YOUPAX-Autorin Miriam teilt ihre Gedanken zur Geschwisterliebe.
Habt ihr Geschwister? Ich habe einen jüngeren Bruder und ein sehr gutes Verhältnis zu ihm. Ich gebe zu, ich habe noch nie „Bruderherz“ zu ihm gesagt – aber dafür ein Büchlein mit dem Titel „Der beste Bruder der Welt“ geschenkt. Okay, das klingt genauso kitschig, kommt aber von Herzen.
Mein Bruder malt mir auch Herzchen auf Geburtstagskarten und schickt mir Küsschen-Emojis. Ja, das nennt man wohl wahre Geschwisterliebe – und ja: I love it! Deswegen schicke ich sehr gerne Herzchen zurück und die meine ich so. Da ist es wieder. Das Wort »Herz«. Bruder oder Schwester zu sein hat viel mit dem Herzen zu tun: Man liegt aneinander am Herzen oder es geht mir zu Herzen, wenn meinen Bruder etwas bedrückt und er unglücklich ist. Da existiert eine ganz besondere Verbindung, die wie so eine unsichtbare Schnur, einander spüren lässt (egal wie weit die räumliche Entfernung ist). Vielleicht kennt ihr diese Art der Seelenverwandtschaft ja auch?
Mir ist klar, dass nicht alle Beziehungen zu Geschwistern toll sind. Nicht alle haben Freude daran, von Kind auf Spielzeug, Süßigkeiten und zu meiner Zeit sogar noch das gleiche Zimmer – in dem übrigens auch nur ein PC stand – zu teilen. Es läuft auch nicht immer alles glatt. Natürlich gibt es ab und zu mal Zoff. Das war in der Geschichte der Menschheit schon immer so.
Ich denke da, geprägt wie ich von der Theologie bin, zunächst an die Geschwistergestalten in der Bibel. Bereits das erste Brüderduo Kain und Abel, das im Alten Testament direkt nach der Schöpfungsgeschichte vorgestellt wird. Die Erzählung greift in einer Brutalität auf, wie stark sich Gefühle von Neid und Missgunst zwischen zwei Menschen drängen können, sodass es bis zur Ermordung kommt. Auch heute noch gibt es so etwas wie Ehrenmorde in Familien. Ein häufiges Tatmotiv ist Eifersucht.

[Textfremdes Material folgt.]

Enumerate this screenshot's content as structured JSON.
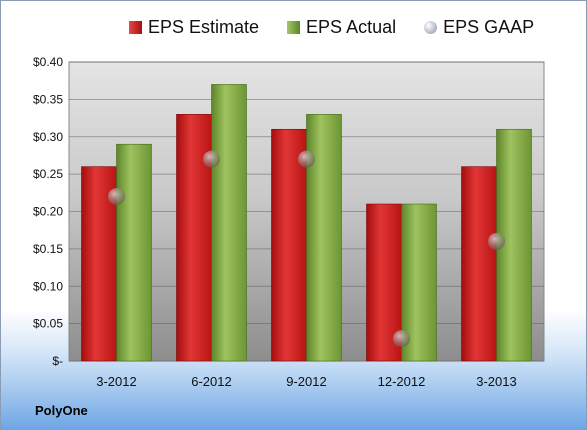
{
  "chart_data": {
    "type": "bar",
    "title": "",
    "xlabel": "",
    "ylabel": "",
    "categories": [
      "3-2012",
      "6-2012",
      "9-2012",
      "12-2012",
      "3-2013"
    ],
    "series": [
      {
        "name": "EPS Estimate",
        "type": "bar",
        "values": [
          0.26,
          0.33,
          0.31,
          0.21,
          0.26
        ],
        "color": "#cc1f1f"
      },
      {
        "name": "EPS Actual",
        "type": "bar",
        "values": [
          0.29,
          0.37,
          0.33,
          0.21,
          0.31
        ],
        "color": "#7da33c"
      },
      {
        "name": "EPS GAAP",
        "type": "scatter",
        "values": [
          0.22,
          0.27,
          0.27,
          0.03,
          0.16
        ],
        "color": "#b8c0cc"
      }
    ],
    "ylim": [
      0,
      0.4
    ],
    "yticks": [
      0,
      0.05,
      0.1,
      0.15,
      0.2,
      0.25,
      0.3,
      0.35,
      0.4
    ],
    "ytick_labels": [
      "$-",
      "$0.05",
      "$0.10",
      "$0.15",
      "$0.20",
      "$0.25",
      "$0.30",
      "$0.35",
      "$0.40"
    ],
    "grid": true,
    "legend_position": "top"
  },
  "company": "PolyOne"
}
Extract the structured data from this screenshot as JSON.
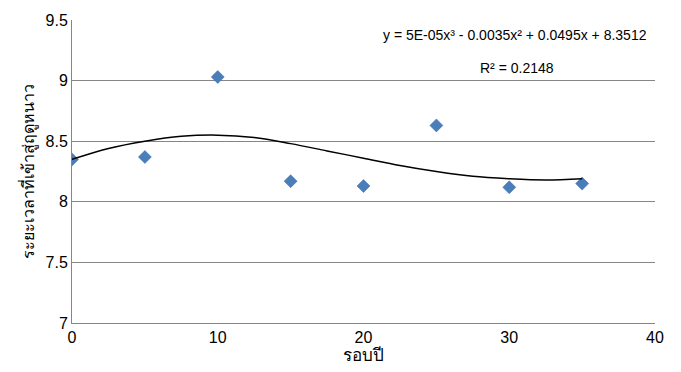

Dazu passt die Geschichte von Mose, Mirjam und Aaron ganz gut. Das zweite Buch der Bibel, Exodus, zeichnet nach, wie Mirjam und Aaron die Autorität ihres Bruders anzweifeln. Mose, der große Prophet, der über mehrere Episoden allein mit Gott spricht, übernimmt die Führung der Israeliten und wirft damit einen Schatten auf seine Geschwister, deren Prophetentum dadurch minderwertig erscheint. Von Geschwisterliebe, wie sie einst vorhanden war, möglicherweise als die kleine Mirjam ihrem Bruder bis zur Rettung aus dem Binsenkörbchen auf dem Nil folgte, ist keine Spur mehr.
Trotz dieser Unheilssituationen und Streitigkeiten gibt es vorbildliche Lebensführungen von Geschwistern, wie das im Neuen Testament bezeugt. Das Evangelium nach Johannes erzählt die Story von Maria, Marta und Lazarus. Lazarus, der zuerst krank ist und dann stirbt, wird von Jesus wieder auferweckt. Dreimal betont der Evangelist, dass Jesus die Geschwister liebte. Zu Beginn der Wundergeschichte folgen zwei Aussagen dicht aufeinander: „Herr, sieh: Der, den du liebst, er ist krank“ (Joh 11,3) und „Jesus liebte aber Marta, ihre Schwester und Lazarus“ (Joh 11, 5). Dann, als Jesus sieht wie sehr Maria und andere Juden um ihren Bruder trauern, weint auch Jesus. Der Evangelist hält den Moment fest und lässt die Juden, die als Trauergemeinde gefolgt sind, sprechen: „Seht, wie lieb er ihn hatte!“(Joh 11,36). Das Motiv der Liebe hängt stark mit dem Mitleid und der Trauer, ja der Erschütterung Jesu über Lazarus´ Tod zusammen. In Freundschaften werden alle Emotionen miteinander geteilt. Jesus liebt seine Freunde so sehr, dass er Lazarus vor den Augen aller Anwesenden auferweckt. Seine Machttat soll nicht nur Beweis dafür sein, dass er tatsächlich der Sohn Gottes ist, sondern auch Zeichen seiner Zuneigung. Durch sein Weinen wird das deutlich. Jesus hat, so scheint mir, in Maria, Marta und Lazarus wirklich Schwestern und einen Bruder gesehen.